I know that sounds crazy. And it may even be impossible, in some cases. But for millions of the middle-class working class, not only is it possible, it is the only option.
Don’t dismiss this idea until you hear me out.
The primary factor in how much you spend every month is the neighbourhood you live in. Huh?
Listen, I’ve been thinking about this for a long time. And although I’ve never heard anyone else say this, I’m very confident this is true. Your neighbourhood creates the financial culture that presents the spending choices you make.
Let me give you a few examples.
If you live in a community of million-rand homes, there is a 90% probability that you drive a $60,000 car, take European vacations, send your kids to expensive schools, and spend over a R1,000 every time you go out to dinner.
And even if you live in a neighbourhood of $100,000 homes, you still have a lifestyle that costs you more than you need to spend.
How much you spend on transportation, education, entertainment, and everything else depends very heavily on the neighbourhood you live in.
So if you want to really cut your expenses, you have to downgrade your neighbourhood.
Stay with me. I know you don’t like this.
I have friends and family members who, while not absolutely broke, live in financial stress because they refuse to downgrade.
They live in $350,000 homes in beautiful neighbourhoods and have new cars, but the cost of all these “necessities” is keeping them in debt. Most of them, in fact, are getting poorer every month.
Yet when I suggest they downsize, they look at me like I’m crazy. No, it’s worse than that. They look at me like they believe I want them to suffer. They don’t stop to realize they are suffering already. My advice is the only thing that will take that suffering away.
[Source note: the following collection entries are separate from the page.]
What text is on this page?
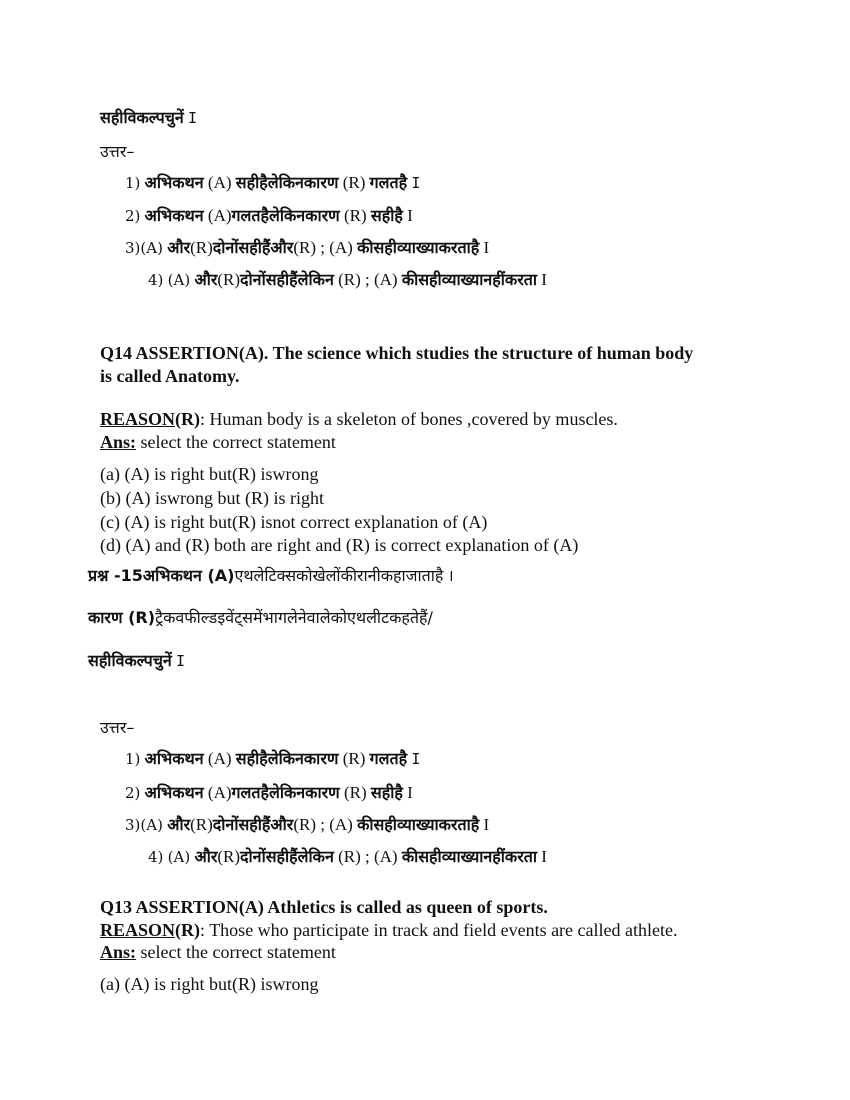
सहीविकल्पचुनें I
उत्तर–
1) अभिकथन (A) सहीहैलेकिनकारण (R) गलतहै I
2) अभिकथन (A)गलतहैलेकिनकारण (R) सहीहै I
3)(A) और(R)दोनोंसहीहैंऔर(R) ; (A) कीसहीव्याख्याकरताहै I
4) (A) और(R)दोनोंसहीहैंलेकिन (R) ; (A) कीसहीव्याख्यानहींकरता I
Q14 ASSERTION(A). The science which studies the structure of human body
is called Anatomy.
REASON(R): Human body is a skeleton of bones ,covered by muscles.
Ans: select the correct statement
(a) (A) is right but(R) iswrong
(b) (A) iswrong but (R) is right
(c) (A) is right but(R) isnot correct explanation of (A)
(d) (A) and (R) both are right and (R) is correct explanation of (A)
प्रश्न -15अभिकथन (A)एथलेटिक्सकोखेलोंकीरानीकहाजाताहै ।
कारण (R)ट्रैकवफील्डइवेंट्समेंभागलेनेवालेकोएथलीटकहतेहैं/
सहीविकल्पचुनें I
उत्तर–
1) अभिकथन (A) सहीहैलेकिनकारण (R) गलतहै I
2) अभिकथन (A)गलतहैलेकिनकारण (R) सहीहै I
3)(A) और(R)दोनोंसहीहैंऔर(R) ; (A) कीसहीव्याख्याकरताहै I
4) (A) और(R)दोनोंसहीहैंलेकिन (R) ; (A) कीसहीव्याख्यानहींकरता I
Q13 ASSERTION(A) Athletics is called as queen of sports.
REASON(R): Those who participate in track and field events are called athlete.
Ans: select the correct statement
(a) (A) is right but(R) iswrong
Holding on to a lifestyle you can’t afford will make you poorer — every month
And it will make you more fatigued and angrier. And it will goad you into making bad financial decisions, such as investing in schemes that promise to solve all your problems in “the short term.”
Moving to a less expensive neighbourhood is the quickest, biggest, and surest way to bring your spending down by 30-50%. It is the big steel mallet. Pick it up. Feel the weight. You know it is the only thing that will break those chains!